Johnson & Johnson's Talcum Powder Bankruptcy Could Be Overturned By March 31
Plaintiff attorneys have appealed the Judge's bankruptcy decision which will be forthcoming at the end of this month
Wednesday, March 16, 2022 - Talcum powder ovarian cancer victims that have registered to file lawsuits against Johnson & Johnson are thinking that they may never see their day in court. Ovarian cancer is often diagnosed in its latest stages and is difficult to treat because it has spread to nearby organs or throughout the body through the bloodstream. Johnson & Johnson had an obligation to know and to inform their customer for more than the last 50 years since they first discovered asbestos tainted their talc supplier, Imerys Inc.'s talc supply.

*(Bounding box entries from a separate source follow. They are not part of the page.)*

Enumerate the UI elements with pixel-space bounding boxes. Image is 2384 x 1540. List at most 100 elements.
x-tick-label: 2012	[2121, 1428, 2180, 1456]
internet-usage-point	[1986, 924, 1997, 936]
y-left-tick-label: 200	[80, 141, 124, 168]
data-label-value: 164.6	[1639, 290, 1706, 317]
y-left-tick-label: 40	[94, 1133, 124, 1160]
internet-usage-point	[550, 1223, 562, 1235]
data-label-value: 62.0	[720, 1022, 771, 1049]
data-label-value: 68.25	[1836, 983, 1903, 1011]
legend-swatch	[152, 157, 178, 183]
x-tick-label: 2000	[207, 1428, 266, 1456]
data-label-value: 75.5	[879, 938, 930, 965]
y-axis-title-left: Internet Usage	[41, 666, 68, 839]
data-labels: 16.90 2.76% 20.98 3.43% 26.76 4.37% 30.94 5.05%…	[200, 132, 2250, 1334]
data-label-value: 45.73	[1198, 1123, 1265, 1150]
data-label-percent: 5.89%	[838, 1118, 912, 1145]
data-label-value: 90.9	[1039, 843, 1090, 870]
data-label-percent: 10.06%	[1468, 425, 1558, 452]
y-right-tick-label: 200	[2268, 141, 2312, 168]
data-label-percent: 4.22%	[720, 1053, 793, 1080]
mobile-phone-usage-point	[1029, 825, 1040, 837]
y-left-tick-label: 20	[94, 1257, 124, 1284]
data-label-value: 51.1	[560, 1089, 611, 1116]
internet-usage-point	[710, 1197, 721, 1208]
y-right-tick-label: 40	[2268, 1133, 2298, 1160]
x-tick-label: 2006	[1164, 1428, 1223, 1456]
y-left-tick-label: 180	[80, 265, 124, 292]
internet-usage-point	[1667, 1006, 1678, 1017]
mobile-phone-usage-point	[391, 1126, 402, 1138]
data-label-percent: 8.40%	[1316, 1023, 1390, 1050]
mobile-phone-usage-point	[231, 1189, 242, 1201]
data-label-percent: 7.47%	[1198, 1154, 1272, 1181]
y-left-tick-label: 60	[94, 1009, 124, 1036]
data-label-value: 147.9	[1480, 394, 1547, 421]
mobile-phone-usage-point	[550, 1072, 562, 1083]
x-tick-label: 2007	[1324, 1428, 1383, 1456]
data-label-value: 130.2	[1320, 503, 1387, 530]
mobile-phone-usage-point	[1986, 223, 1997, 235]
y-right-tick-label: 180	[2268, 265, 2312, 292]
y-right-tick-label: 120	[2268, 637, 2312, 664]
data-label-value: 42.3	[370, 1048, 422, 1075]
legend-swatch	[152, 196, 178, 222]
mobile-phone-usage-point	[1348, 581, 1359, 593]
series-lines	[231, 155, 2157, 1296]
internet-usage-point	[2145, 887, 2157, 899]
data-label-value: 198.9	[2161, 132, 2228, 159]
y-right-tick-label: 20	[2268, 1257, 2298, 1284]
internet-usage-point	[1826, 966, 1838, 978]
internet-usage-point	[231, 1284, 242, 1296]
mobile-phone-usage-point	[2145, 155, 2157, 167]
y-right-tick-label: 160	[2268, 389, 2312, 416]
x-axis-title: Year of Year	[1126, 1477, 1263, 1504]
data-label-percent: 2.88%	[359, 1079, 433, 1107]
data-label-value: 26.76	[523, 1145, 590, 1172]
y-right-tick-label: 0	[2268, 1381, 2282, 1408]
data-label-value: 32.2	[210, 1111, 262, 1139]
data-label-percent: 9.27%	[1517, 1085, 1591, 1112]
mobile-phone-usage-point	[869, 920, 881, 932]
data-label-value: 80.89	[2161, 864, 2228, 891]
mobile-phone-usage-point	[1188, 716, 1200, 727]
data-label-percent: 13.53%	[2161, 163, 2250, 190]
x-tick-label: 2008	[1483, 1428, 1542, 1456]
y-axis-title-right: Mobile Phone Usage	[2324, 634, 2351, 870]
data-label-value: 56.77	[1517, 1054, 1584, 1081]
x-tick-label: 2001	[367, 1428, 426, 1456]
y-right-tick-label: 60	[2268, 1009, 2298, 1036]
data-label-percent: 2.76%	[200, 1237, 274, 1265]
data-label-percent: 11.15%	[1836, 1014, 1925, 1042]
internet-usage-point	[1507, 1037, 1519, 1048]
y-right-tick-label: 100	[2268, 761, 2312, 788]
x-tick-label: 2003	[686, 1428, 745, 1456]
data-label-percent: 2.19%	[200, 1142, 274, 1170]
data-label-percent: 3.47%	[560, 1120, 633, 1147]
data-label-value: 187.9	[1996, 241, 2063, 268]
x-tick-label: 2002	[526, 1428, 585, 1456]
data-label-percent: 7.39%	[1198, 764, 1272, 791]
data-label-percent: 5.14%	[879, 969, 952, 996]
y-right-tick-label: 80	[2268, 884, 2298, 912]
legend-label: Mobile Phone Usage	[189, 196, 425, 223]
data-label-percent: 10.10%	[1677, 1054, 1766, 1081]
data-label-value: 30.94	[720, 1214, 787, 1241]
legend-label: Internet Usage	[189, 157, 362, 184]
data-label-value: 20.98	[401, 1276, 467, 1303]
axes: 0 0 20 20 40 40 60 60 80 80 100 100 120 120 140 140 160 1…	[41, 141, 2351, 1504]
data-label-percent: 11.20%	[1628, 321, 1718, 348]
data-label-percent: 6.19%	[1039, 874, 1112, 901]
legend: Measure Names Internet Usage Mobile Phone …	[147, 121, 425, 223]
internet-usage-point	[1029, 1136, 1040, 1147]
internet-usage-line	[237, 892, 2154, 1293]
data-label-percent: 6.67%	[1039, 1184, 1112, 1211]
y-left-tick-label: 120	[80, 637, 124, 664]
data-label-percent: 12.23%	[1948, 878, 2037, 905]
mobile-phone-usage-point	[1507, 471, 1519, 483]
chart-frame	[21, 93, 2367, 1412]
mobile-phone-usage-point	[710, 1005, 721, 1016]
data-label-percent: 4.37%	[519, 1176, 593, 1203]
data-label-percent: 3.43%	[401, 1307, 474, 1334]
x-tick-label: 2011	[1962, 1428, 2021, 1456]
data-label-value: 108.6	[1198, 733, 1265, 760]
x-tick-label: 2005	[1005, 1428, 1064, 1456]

Court documents in about 2-dozen Johnson's Baby Powder cancer trials show the company knew about the asbestos cancer problem and decided not to place an asbestos warning label on their baby powder product or others they make that contain talc. Johnson & Johnson's recently-filed talcum powder bankruptcy plan has been approved by U.S. Bankruptcy Judge Michael Kaplan and may take years to decide which of the 40,000 or so Johnson's Baby Powder cancer plaintiffs are to receive a settlement. Plaintiffs bar attorneys, legal scholars and other lawyers representing talcum powder cancer victims are filing an appeal of Judge Kaplan's bankruptcy approval decision and, even if it is successful, could add years to the plaintiff's waiting time. According to Reuters, "Cancer plaintiffs have asked Kaplan to dismiss LTL's bankruptcy case and allow them to resume the lawsuits against J&J. Kaplan, who presided over a week-long hearing on the matter in Trenton, New Jersey, has said he will decide by the end of the month whether to dismiss the case."

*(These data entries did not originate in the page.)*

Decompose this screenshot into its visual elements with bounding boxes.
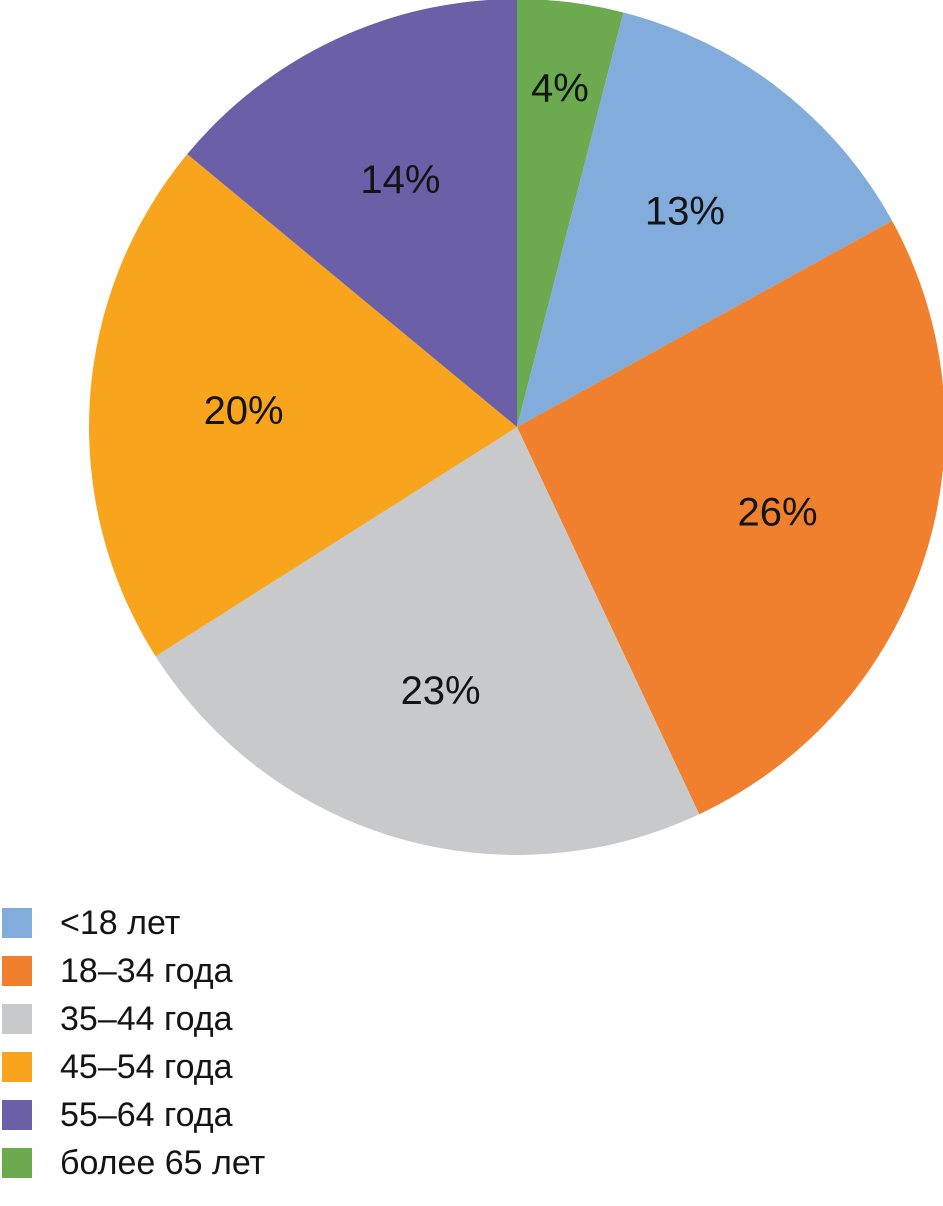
pie-slice (89, 154, 517, 657)
legend-item: 35–44 года (2, 1000, 265, 1038)
pie-slice (517, 0, 624, 427)
legend: <18 лет 18–34 года 35–44 года 45–54 года… (2, 904, 266, 1182)
slice-label: 14% (360, 158, 440, 202)
legend-label: 55–64 года (60, 1096, 233, 1134)
legend-swatch (2, 956, 32, 986)
pie-slice (517, 220, 943, 815)
pie-slice (155, 427, 700, 856)
legend-item: <18 лет (2, 904, 265, 942)
legend-swatch (2, 908, 32, 938)
slice-label: 20% (204, 389, 284, 433)
legend-label: 35–44 года (60, 1000, 233, 1038)
legend-label: <18 лет (60, 904, 181, 942)
slice-label: 26% (737, 491, 817, 535)
slice-label: 13% (645, 190, 725, 234)
legend-label: 45–54 года (60, 1048, 233, 1086)
legend-item: 45–54 года (2, 1048, 265, 1086)
pie-slice (517, 12, 893, 427)
legend-item: 55–64 года (2, 1096, 265, 1134)
pie-slice (187, 0, 517, 427)
legend-item: более 65 лет (2, 1144, 266, 1182)
legend-swatch (2, 1052, 32, 1082)
legend-swatch (2, 1100, 32, 1130)
legend-label: более 65 лет (60, 1144, 266, 1182)
slice-label: 23% (401, 669, 481, 713)
slice-label: 4% (531, 66, 589, 110)
legend-swatch (2, 1004, 32, 1034)
legend-swatch (2, 1148, 32, 1178)
legend-label: 18–34 года (60, 952, 233, 990)
legend-item: 18–34 года (2, 952, 265, 990)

Most ovarian cancer plaintiffs think that by the time they get around to receiving a dime, their cancer may be so advanced they can not enjoy their financial windfall. Since late-stage ovarian cancer has a 5-year survival rate of about 5%, most of the women with a confirmed cancer diagnosis will have died. Johnson & Johnson's spin-off company LTL management said in a statement the other day that the company would be willing to let a court-appointed independent auditor come in and examine the company's finances to see if it was being fair to cancer plaintiffs. LTL management's attorney Greg Gordon brought up the idea to Judge Kaplan saying the auditor could examine whatever it wanted. Gordon and other attorneys for the defense have argued that bankruptcy court is the fairest and fastest way to resolve the sheer volume of cases (more than 38,000) registered against them. Attorneys point out that only a dozen cases or so per year could be adjudicated per year leaving most out in the cold. Plaintiff attorneys would have to batch hundreds of plaintiffs together in single trials like the one where 22 women with ovarian cancer were awarded an appeals-adjusted $2.1 billion. The jury was incensed by what the Missouri appeals court judge characterized as "Johnson & Johnson's reprehensible corporate behavior" after it found asbestos in their talc supplies. The jury award consisted of mostly punitive damages.